4. Change all passwords after an employee termination. An unhappy ex-employee – with access to company files – may access those files from anywhere, causing harm to your business. Change passwords for data and intellectual property access whenever an employee leaves the company.
5. Lock down hardware A hacker in a custodian's uniform can slide a laptop into a trash bin and walk out. An unhappy employee can access the server room – the repository for all company information.
There are lock-down cables available to keep your hardware in place, and smart doors that require a password or bio-metric to gain access. Don't just be concerned about online theft; losing a laptop – especially a laptop that isn't protected by a strong password – also can put company information in the wrong hands.
6. Add key-logger software. Key-logger software records every keystroke made by anyone connected to the company network. You can track the on and offline activities of employees to see who's doing what, one keystroke at a time.
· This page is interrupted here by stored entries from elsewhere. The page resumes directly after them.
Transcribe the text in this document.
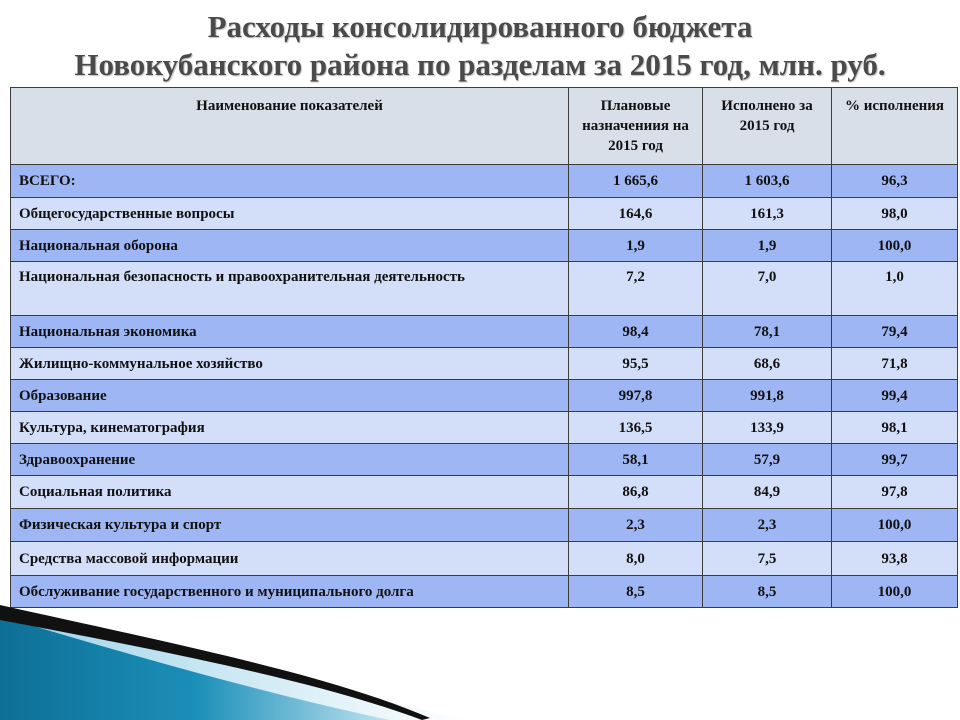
Расходы консолидированного бюджета
Новокубанского района по разделам за 2015 год, млн. руб.
Наименование показателей	Плановые назначениия на 2015 год	Исполнено за 2015 год	% исполнения
ВСЕГО:	1 665,6	1 603,6	96,3
Общегосударственные вопросы	164,6	161,3	98,0
Национальная оборона	1,9	1,9	100,0
Национальная безопасность и правоохранительная деятельность	7,2	7,0	1,0
Национальная экономика	98,4	78,1	79,4
Жилищно-коммунальное хозяйство	95,5	68,6	71,8
Образование	997,8	991,8	99,4
Культура, кинематография	136,5	133,9	98,1
Здравоохранение	58,1	57,9	99,7
Социальная политика	86,8	84,9	97,8
Физическая культура и спорт	2,3	2,3	100,0
Средства массовой информации	8,0	7,5	93,8
Обслуживание государственного и муниципального долга	8,5	8,5	100,0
7. Register Your Intellectual Property. Check to see what registration you need: trademark, copyright or patent, both in the U.S. and abroad. Although registration is not always required, international and U.S. registration may afford you additional legal protection from infringements on your intellectual property. Assert your rights to your content, logos, product names and designs by using the copyright, trademark or service mark symbols right from the outset especially on Web-based platforms. Protection is not just a legal issue for your business, it is an economic one.
8. Do an audit of your Intellectual Property. You will need to answer several questions, such as who actually owns the intellectual property. Make sure you have agreements with your employees that inventions or designs created during employment belong to the business and not to the employee. Have you registered with the appropriate U.S. and/or international government agency? Are you utilizing the right amount of resources to enforce your registrations?
9. Hire a computer security company. These professionals offer a number of services that add redundant layers of security, such as reviewing your system, installing security software and checking computer files for existing malware that may be ready to launch.
Your office-based data protection software also can be synced to the server-side software used by reputable Web-hosting companies. If in-office and server-side protections aren't in sync, they may not provide the protection you're paying for.
The information stored on your office computer is essential for the effective operation of your daily business activity. It's also your responsibility as a small business owner to protect your clients' and customers' information.
Take a proactive stance against data and intellectual property theft.